Jason). I want here to suggest that even though I agree with Sarkeesian and Quinn in stressing the problematic use of trolling with reference to online harassment, the widespread implementation of troll-related terms in contemporary journalism makes it impossible to analyse hate speech without relying on these words, and that, in order to use this word properly, a new working definition of it is necessary. As Claire Hardaker wrote in The Guardian:

[there is a] lack of agreement over what the word troll means. It is being used to describe everything from playground insults, sick jokes, and deliberate insensitivity right through to threats of violence, rape and murder. . . . If we are to take the meaning of trolling to include everything from the merely irritating to the clearly illegal, then this definitional issue will only become more important as more cases are prosecuted. (Young Men)

As she notes, there is a pressing need to face this definitional and conceptual issue if we want to keep using trolling-related vocabularies to refer to contemporary online abusive misbehaviours, because the increasing trend of framing online misogynistic harassment through trolling shows the necessity to develop an updated and more inclusive definition of this term. For this reason, I suggest here a new academic definition of trolling which makes it possible to use the word with reference to hate speech: trolling is a CMC phenomenon which can take many forms and can result in a wide range of disruptive conducts. While in its mildest types, trolling can be interpreted as an annoying mockery among online users, in its most severe forms it consists in the harassment of others, with the ultimate goal to silence and subjugate them and, therefore, to reaffirm one’s supremacy.

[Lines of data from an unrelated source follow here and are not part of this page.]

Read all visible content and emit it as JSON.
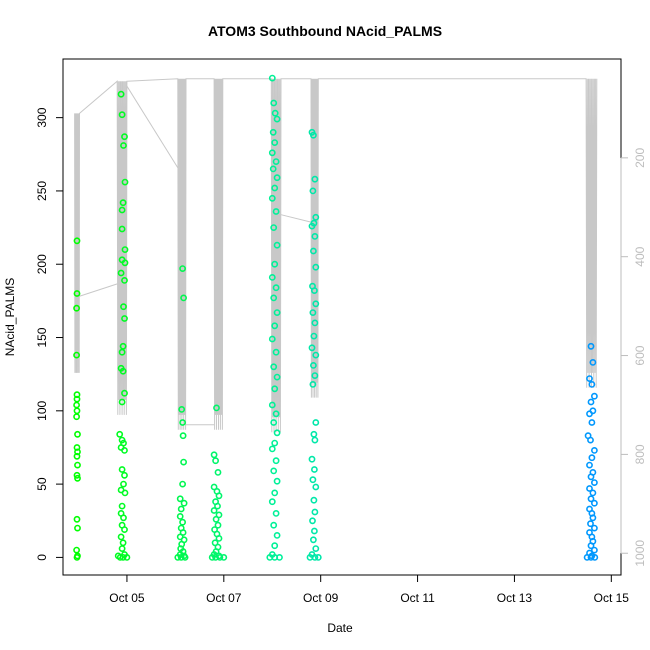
{
  "chart_data": {
    "type": "scatter",
    "title": "ATOM3 Southbound NAcid_PALMS",
    "xlabel": "Date",
    "ylabel": "NAcid_PALMS",
    "x_ticks": [
      "Oct 05",
      "Oct 07",
      "Oct 09",
      "Oct 11",
      "Oct 13",
      "Oct 15"
    ],
    "x_tick_values": [
      5,
      7,
      9,
      11,
      13,
      15
    ],
    "xlim": [
      3.68,
      15.2
    ],
    "ylim": [
      -12,
      340
    ],
    "y_ticks": [
      0,
      50,
      100,
      150,
      200,
      250,
      300
    ],
    "y2_ticks": [
      200,
      400,
      600,
      800,
      1000
    ],
    "y2lim": [
      0,
      1044
    ],
    "y2_reversed": true,
    "points": [
      [
        3.97,
        216
      ],
      [
        3.97,
        180
      ],
      [
        3.96,
        170
      ],
      [
        3.96,
        138
      ],
      [
        3.97,
        111
      ],
      [
        3.97,
        108
      ],
      [
        3.96,
        104
      ],
      [
        3.97,
        100
      ],
      [
        3.96,
        96
      ],
      [
        3.98,
        84
      ],
      [
        3.97,
        75
      ],
      [
        3.98,
        72
      ],
      [
        3.97,
        69
      ],
      [
        3.98,
        63
      ],
      [
        3.97,
        56
      ],
      [
        3.98,
        54
      ],
      [
        3.97,
        26
      ],
      [
        3.98,
        20
      ],
      [
        3.96,
        5
      ],
      [
        3.98,
        1
      ],
      [
        3.97,
        0
      ],
      [
        4.88,
        316
      ],
      [
        4.9,
        302
      ],
      [
        4.95,
        287
      ],
      [
        4.93,
        281
      ],
      [
        4.96,
        256
      ],
      [
        4.92,
        242
      ],
      [
        4.9,
        237
      ],
      [
        4.9,
        224
      ],
      [
        4.96,
        210
      ],
      [
        4.9,
        203
      ],
      [
        4.96,
        201
      ],
      [
        4.88,
        194
      ],
      [
        4.95,
        189
      ],
      [
        4.93,
        171
      ],
      [
        4.95,
        163
      ],
      [
        4.92,
        144
      ],
      [
        4.9,
        140
      ],
      [
        4.88,
        129
      ],
      [
        4.92,
        127
      ],
      [
        4.95,
        112
      ],
      [
        4.9,
        106
      ],
      [
        4.85,
        84
      ],
      [
        4.9,
        80
      ],
      [
        4.93,
        78
      ],
      [
        4.88,
        75
      ],
      [
        4.95,
        73
      ],
      [
        4.9,
        60
      ],
      [
        4.95,
        56
      ],
      [
        4.93,
        50
      ],
      [
        4.88,
        46
      ],
      [
        4.96,
        44
      ],
      [
        4.9,
        35
      ],
      [
        4.88,
        30
      ],
      [
        4.93,
        27
      ],
      [
        4.9,
        22
      ],
      [
        4.95,
        19
      ],
      [
        4.88,
        14
      ],
      [
        4.92,
        10
      ],
      [
        4.9,
        6
      ],
      [
        4.82,
        1
      ],
      [
        4.86,
        0
      ],
      [
        4.95,
        2
      ],
      [
        5.0,
        0
      ],
      [
        4.92,
        0
      ],
      [
        6.15,
        197
      ],
      [
        6.17,
        177
      ],
      [
        6.13,
        101
      ],
      [
        6.15,
        92
      ],
      [
        6.16,
        83
      ],
      [
        6.17,
        65
      ],
      [
        6.15,
        50
      ],
      [
        6.1,
        40
      ],
      [
        6.18,
        37
      ],
      [
        6.12,
        33
      ],
      [
        6.1,
        28
      ],
      [
        6.15,
        24
      ],
      [
        6.12,
        20
      ],
      [
        6.16,
        17
      ],
      [
        6.1,
        14
      ],
      [
        6.18,
        12
      ],
      [
        6.13,
        9
      ],
      [
        6.11,
        6
      ],
      [
        6.16,
        4
      ],
      [
        6.1,
        2
      ],
      [
        6.18,
        1
      ],
      [
        6.05,
        0
      ],
      [
        6.12,
        0
      ],
      [
        6.2,
        0
      ],
      [
        6.85,
        102
      ],
      [
        6.8,
        70
      ],
      [
        6.83,
        66
      ],
      [
        6.88,
        58
      ],
      [
        6.8,
        48
      ],
      [
        6.86,
        45
      ],
      [
        6.9,
        42
      ],
      [
        6.83,
        38
      ],
      [
        6.87,
        35
      ],
      [
        6.8,
        32
      ],
      [
        6.9,
        29
      ],
      [
        6.84,
        26
      ],
      [
        6.88,
        22
      ],
      [
        6.81,
        19
      ],
      [
        6.86,
        16
      ],
      [
        6.9,
        13
      ],
      [
        6.82,
        10
      ],
      [
        6.88,
        7
      ],
      [
        6.84,
        4
      ],
      [
        6.8,
        2
      ],
      [
        6.9,
        1
      ],
      [
        6.76,
        0
      ],
      [
        6.83,
        0
      ],
      [
        6.92,
        0
      ],
      [
        7.0,
        0
      ],
      [
        8.0,
        327
      ],
      [
        8.03,
        310
      ],
      [
        8.06,
        303
      ],
      [
        8.1,
        299
      ],
      [
        8.02,
        290
      ],
      [
        8.05,
        283
      ],
      [
        8.0,
        276
      ],
      [
        8.08,
        270
      ],
      [
        8.02,
        265
      ],
      [
        8.1,
        259
      ],
      [
        8.05,
        252
      ],
      [
        8.0,
        245
      ],
      [
        8.08,
        236
      ],
      [
        8.03,
        225
      ],
      [
        8.1,
        213
      ],
      [
        8.05,
        200
      ],
      [
        8.0,
        191
      ],
      [
        8.08,
        184
      ],
      [
        8.03,
        177
      ],
      [
        8.1,
        167
      ],
      [
        8.05,
        158
      ],
      [
        8.0,
        149
      ],
      [
        8.08,
        140
      ],
      [
        8.03,
        130
      ],
      [
        8.1,
        123
      ],
      [
        8.05,
        115
      ],
      [
        8.0,
        104
      ],
      [
        8.08,
        98
      ],
      [
        8.03,
        92
      ],
      [
        8.1,
        85
      ],
      [
        8.05,
        78
      ],
      [
        8.0,
        74
      ],
      [
        8.08,
        66
      ],
      [
        8.03,
        59
      ],
      [
        8.1,
        52
      ],
      [
        8.05,
        44
      ],
      [
        8.0,
        38
      ],
      [
        8.08,
        30
      ],
      [
        8.03,
        22
      ],
      [
        8.1,
        15
      ],
      [
        8.05,
        8
      ],
      [
        8.0,
        2
      ],
      [
        7.95,
        0
      ],
      [
        8.05,
        0
      ],
      [
        8.15,
        0
      ],
      [
        8.82,
        290
      ],
      [
        8.85,
        288
      ],
      [
        8.88,
        258
      ],
      [
        8.84,
        250
      ],
      [
        8.9,
        232
      ],
      [
        8.86,
        228
      ],
      [
        8.82,
        226
      ],
      [
        8.88,
        219
      ],
      [
        8.85,
        209
      ],
      [
        8.9,
        198
      ],
      [
        8.83,
        185
      ],
      [
        8.87,
        182
      ],
      [
        8.9,
        173
      ],
      [
        8.84,
        167
      ],
      [
        8.88,
        160
      ],
      [
        8.86,
        151
      ],
      [
        8.82,
        143
      ],
      [
        8.9,
        138
      ],
      [
        8.85,
        131
      ],
      [
        8.88,
        124
      ],
      [
        8.84,
        118
      ],
      [
        8.9,
        92
      ],
      [
        8.86,
        84
      ],
      [
        8.88,
        80
      ],
      [
        8.82,
        67
      ],
      [
        8.87,
        60
      ],
      [
        8.84,
        53
      ],
      [
        8.9,
        48
      ],
      [
        8.86,
        39
      ],
      [
        8.88,
        31
      ],
      [
        8.83,
        25
      ],
      [
        8.87,
        18
      ],
      [
        8.85,
        12
      ],
      [
        8.9,
        6
      ],
      [
        8.82,
        2
      ],
      [
        8.88,
        0
      ],
      [
        8.78,
        0
      ],
      [
        8.95,
        0
      ],
      [
        14.58,
        144
      ],
      [
        14.62,
        133
      ],
      [
        14.55,
        122
      ],
      [
        14.6,
        118
      ],
      [
        14.65,
        110
      ],
      [
        14.58,
        106
      ],
      [
        14.62,
        100
      ],
      [
        14.55,
        98
      ],
      [
        14.6,
        92
      ],
      [
        14.52,
        83
      ],
      [
        14.57,
        80
      ],
      [
        14.65,
        73
      ],
      [
        14.6,
        68
      ],
      [
        14.55,
        63
      ],
      [
        14.62,
        58
      ],
      [
        14.58,
        55
      ],
      [
        14.65,
        51
      ],
      [
        14.55,
        47
      ],
      [
        14.62,
        44
      ],
      [
        14.58,
        40
      ],
      [
        14.65,
        37
      ],
      [
        14.55,
        33
      ],
      [
        14.6,
        30
      ],
      [
        14.62,
        27
      ],
      [
        14.57,
        23
      ],
      [
        14.65,
        20
      ],
      [
        14.55,
        17
      ],
      [
        14.6,
        14
      ],
      [
        14.62,
        11
      ],
      [
        14.58,
        8
      ],
      [
        14.65,
        5
      ],
      [
        14.55,
        3
      ],
      [
        14.6,
        1
      ],
      [
        14.5,
        0
      ],
      [
        14.58,
        0
      ],
      [
        14.66,
        0
      ]
    ],
    "colors_note": "points colored by time: green (Oct 04) through teal to blue (Oct 15)",
    "line_color": "#c8c8c8",
    "color_start": "#00ff00",
    "color_mid": "#00f0a0",
    "color_end": "#0096ff",
    "grid": false,
    "legend": "none"
  }
}
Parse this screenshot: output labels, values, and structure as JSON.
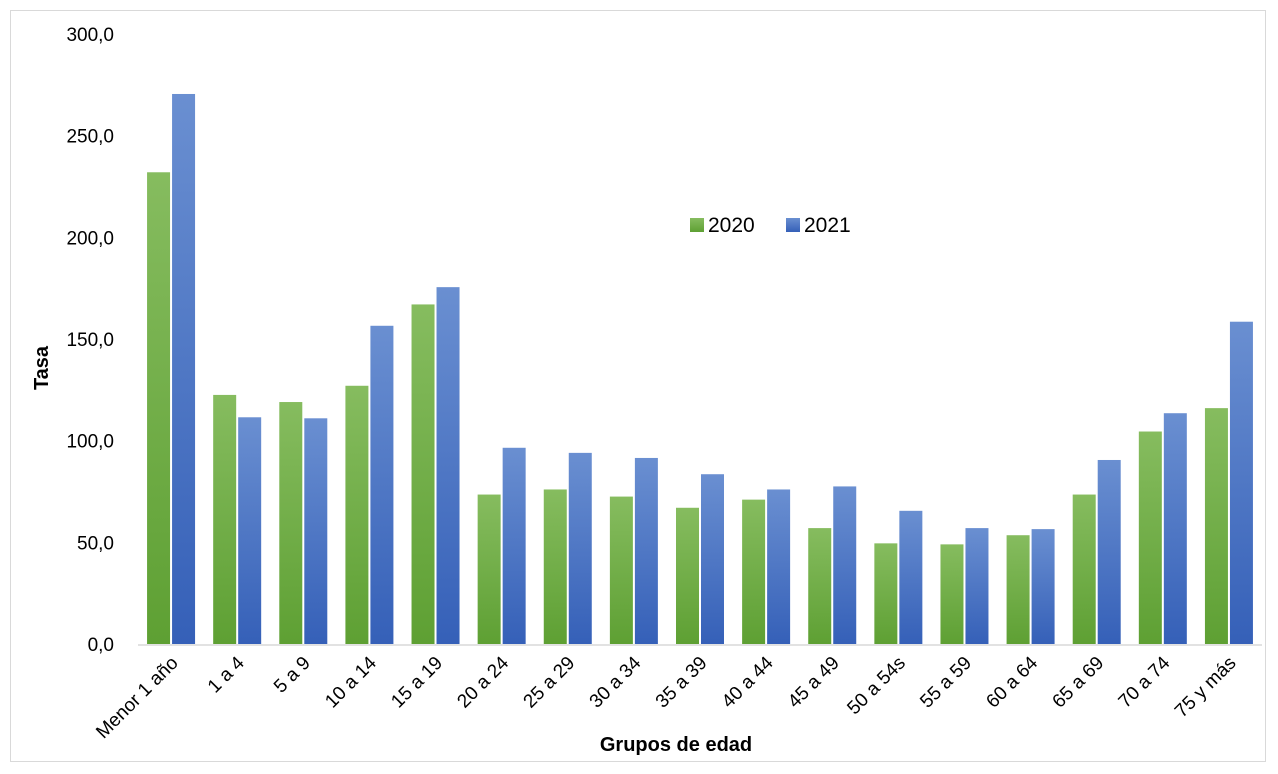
{
  "chart_data": {
    "type": "bar",
    "categories": [
      "Menor 1 año",
      "1 a 4",
      "5 a 9",
      "10 a 14",
      "15 a 19",
      "20 a 24",
      "25 a 29",
      "30 a 34",
      "35 a 39",
      "40 a 44",
      "45 a 49",
      "50 a 54s",
      "55 a 59",
      "60 a 64",
      "65 a 69",
      "70 a 74",
      "75 y más"
    ],
    "series": [
      {
        "name": "2020",
        "color": "#6aab3f",
        "values": [
          232.0,
          122.5,
          119.0,
          127.0,
          167.0,
          73.5,
          76.0,
          72.5,
          67.0,
          71.0,
          57.0,
          49.5,
          49.0,
          53.5,
          73.5,
          104.5,
          116.0
        ]
      },
      {
        "name": "2021",
        "color": "#4472c4",
        "values": [
          270.5,
          111.5,
          111.0,
          156.5,
          175.5,
          96.5,
          94.0,
          91.5,
          83.5,
          76.0,
          77.5,
          65.5,
          57.0,
          56.5,
          90.5,
          113.5,
          158.5
        ]
      }
    ],
    "title": "",
    "xlabel": "Grupos de edad",
    "ylabel": "Tasa",
    "ylim": [
      0,
      300
    ],
    "yticks": [
      "0,0",
      "50,0",
      "100,0",
      "150,0",
      "200,0",
      "250,0",
      "300,0"
    ],
    "grid": false,
    "legend_position": "center-top"
  }
}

This new definition shows that trolling should be understood as a continuum of behaviours ranging from a type of bothersome – but rather innocuous – jest to a hostile stratagem suitable for maintaining social power asymmetries through online aggressive

conducts. Moreover, it underlines the importance of considering these more serious types of trolling as a device aimed at exercising control over disadvantaged groups, especially those who have historically challenged the unequal distribution of power within society. In these cases, trollers tend to justify – sometimes unconsciously – their behaviour as a legitimate “retaliation against a community that they feel has stripped away their identity and alienated them” (Suler and Phillips 277). Furthermore, mainstream gendered discourse tends to convey to many men a feeling of entitlement in a given sphere that is perceived as an exclusively male domain (Katz, Trolls); when individuals who have been traditionally excluded from the active participation in these spaces criticise the sociocultural mechanisms that regulate such spheres, they easily become target of aggressive trolling with severe consequences in their private lives on multiple levels, as I demonstrate by developing a new taxonomy of the material effects of online misogyny in Chapter 3, and by applying it in the analysis of my case studies. For this reason, thanks to my new definition, in the remainder of my thesis, terms like troll, troller, and

trolling are used sometimes to explain and analyse different cases of hate speech.